On 22 March there was a joint meeting of the Business20 (B20) taskforces and cross-thematic working groups at the Organisation for Economic Co-operation and Development (OECD) headquarters in Paris. The Alliance was represented on this occasion by its director general, Charles Gould, and its director of Policy, Rodrigo Gouveia. The co-operative delegation also consisted, representing the co-operative and mutual insurance sector, of Shaun Tarbuck, chief executive of ICMIF and Teresa Rasmussen, president of Thrivent Financial. The purpose of the meeting was to finalise and approve the recommendations that the B20 will send to the heads of state and government of G20 countries ahead of their annual meeting.
During this year’s German presidency, co-operative representatives were very active in all the taskforces and working groups presenting views and examples from the co-operative movement. As a highlight, the Alliance president, Monique F. Leroux, co-chaired the Cross-Thematic Group on Small and Medium-sized Enterprises (SME). As a result, the final policy papers, that provide recommendations to G20 governments, contain several references to co-operatives.
Among those, the policy paper on SMEs, which says that “SMEs might also help each other by combining their market power in a jointly-owned and jointly-managed structure, such as a co-operative. Common-owned structures like co-operatives might allow SMEs to maintain their independence and identity while delegating certain business functions (e.g. sourcing, marketing) to a larger entity that can negotiate better market conditions through the power of the collective. When formulating public policies for the development of SMEs, G20 governments should take into consideration the specificities of these structures and adapt regulations accordingly, that allow them to be established and to develop”.

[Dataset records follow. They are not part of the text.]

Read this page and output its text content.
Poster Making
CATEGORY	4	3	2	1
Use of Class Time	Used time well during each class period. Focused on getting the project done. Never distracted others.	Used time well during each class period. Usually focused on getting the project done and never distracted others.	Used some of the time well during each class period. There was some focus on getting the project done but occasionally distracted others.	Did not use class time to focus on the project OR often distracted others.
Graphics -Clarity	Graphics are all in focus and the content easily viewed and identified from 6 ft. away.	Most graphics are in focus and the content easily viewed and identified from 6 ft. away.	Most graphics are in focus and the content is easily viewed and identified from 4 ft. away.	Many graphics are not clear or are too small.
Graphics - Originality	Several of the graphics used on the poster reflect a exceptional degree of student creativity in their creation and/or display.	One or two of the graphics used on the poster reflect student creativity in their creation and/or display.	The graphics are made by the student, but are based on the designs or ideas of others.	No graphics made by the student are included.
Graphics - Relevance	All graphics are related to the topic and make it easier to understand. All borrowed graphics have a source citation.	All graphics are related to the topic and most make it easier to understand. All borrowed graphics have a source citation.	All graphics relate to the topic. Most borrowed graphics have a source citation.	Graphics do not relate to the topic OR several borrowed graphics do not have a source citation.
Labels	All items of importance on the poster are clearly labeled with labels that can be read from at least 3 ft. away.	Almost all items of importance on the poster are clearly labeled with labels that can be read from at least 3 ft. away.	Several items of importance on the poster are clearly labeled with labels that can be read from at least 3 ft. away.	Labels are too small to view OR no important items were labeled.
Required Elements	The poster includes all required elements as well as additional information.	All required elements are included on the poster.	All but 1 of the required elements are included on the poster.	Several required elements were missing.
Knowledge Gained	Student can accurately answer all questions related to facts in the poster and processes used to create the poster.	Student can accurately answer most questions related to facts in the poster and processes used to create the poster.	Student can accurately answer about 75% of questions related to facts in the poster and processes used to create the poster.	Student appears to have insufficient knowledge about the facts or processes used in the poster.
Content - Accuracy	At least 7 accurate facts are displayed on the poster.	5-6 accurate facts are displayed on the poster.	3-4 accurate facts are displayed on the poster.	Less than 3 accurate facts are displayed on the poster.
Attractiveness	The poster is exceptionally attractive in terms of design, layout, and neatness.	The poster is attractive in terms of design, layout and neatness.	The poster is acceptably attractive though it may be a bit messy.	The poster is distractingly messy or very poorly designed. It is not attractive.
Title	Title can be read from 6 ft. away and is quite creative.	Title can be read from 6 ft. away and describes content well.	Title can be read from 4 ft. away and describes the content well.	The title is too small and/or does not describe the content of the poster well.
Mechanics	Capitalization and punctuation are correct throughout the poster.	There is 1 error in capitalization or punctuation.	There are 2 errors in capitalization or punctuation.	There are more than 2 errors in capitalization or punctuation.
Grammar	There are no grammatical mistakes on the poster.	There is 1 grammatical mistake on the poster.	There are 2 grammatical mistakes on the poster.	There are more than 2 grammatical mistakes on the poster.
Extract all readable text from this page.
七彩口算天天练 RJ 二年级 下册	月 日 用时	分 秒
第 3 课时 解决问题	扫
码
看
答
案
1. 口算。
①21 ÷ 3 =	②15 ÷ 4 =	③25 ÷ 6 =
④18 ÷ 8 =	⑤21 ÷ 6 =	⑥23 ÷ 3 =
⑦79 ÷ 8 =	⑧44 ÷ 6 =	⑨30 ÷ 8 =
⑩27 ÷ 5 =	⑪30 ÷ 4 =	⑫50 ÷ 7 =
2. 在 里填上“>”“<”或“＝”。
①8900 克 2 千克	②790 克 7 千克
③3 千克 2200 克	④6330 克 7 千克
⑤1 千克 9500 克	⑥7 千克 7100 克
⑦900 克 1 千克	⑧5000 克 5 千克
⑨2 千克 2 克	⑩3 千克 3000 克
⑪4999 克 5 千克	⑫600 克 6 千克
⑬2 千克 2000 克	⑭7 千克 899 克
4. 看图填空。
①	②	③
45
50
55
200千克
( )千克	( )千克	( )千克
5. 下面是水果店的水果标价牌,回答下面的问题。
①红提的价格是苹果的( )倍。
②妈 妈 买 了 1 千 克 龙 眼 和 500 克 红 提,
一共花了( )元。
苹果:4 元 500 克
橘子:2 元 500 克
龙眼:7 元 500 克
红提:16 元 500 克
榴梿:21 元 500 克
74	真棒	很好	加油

Similarly, on the Employment and Education policy paper, the B20 says that “G20 governments should promote entrepreneurship as a way to boost self-employment by reducing administrative burdens related to the creation of business, and by promoting a diversity of business models, including cooperatives and other social economy enterprises. These allow people to mutualise risks, offering a good alternative for women, youth and other disadvantaged groups to access entrepreneurship.
These examples illustrate that the International Co-operative Alliance has managed to increase the profile of co-operatives in global policy-making influence groups thanks to the committed and very active participation of its staff and members.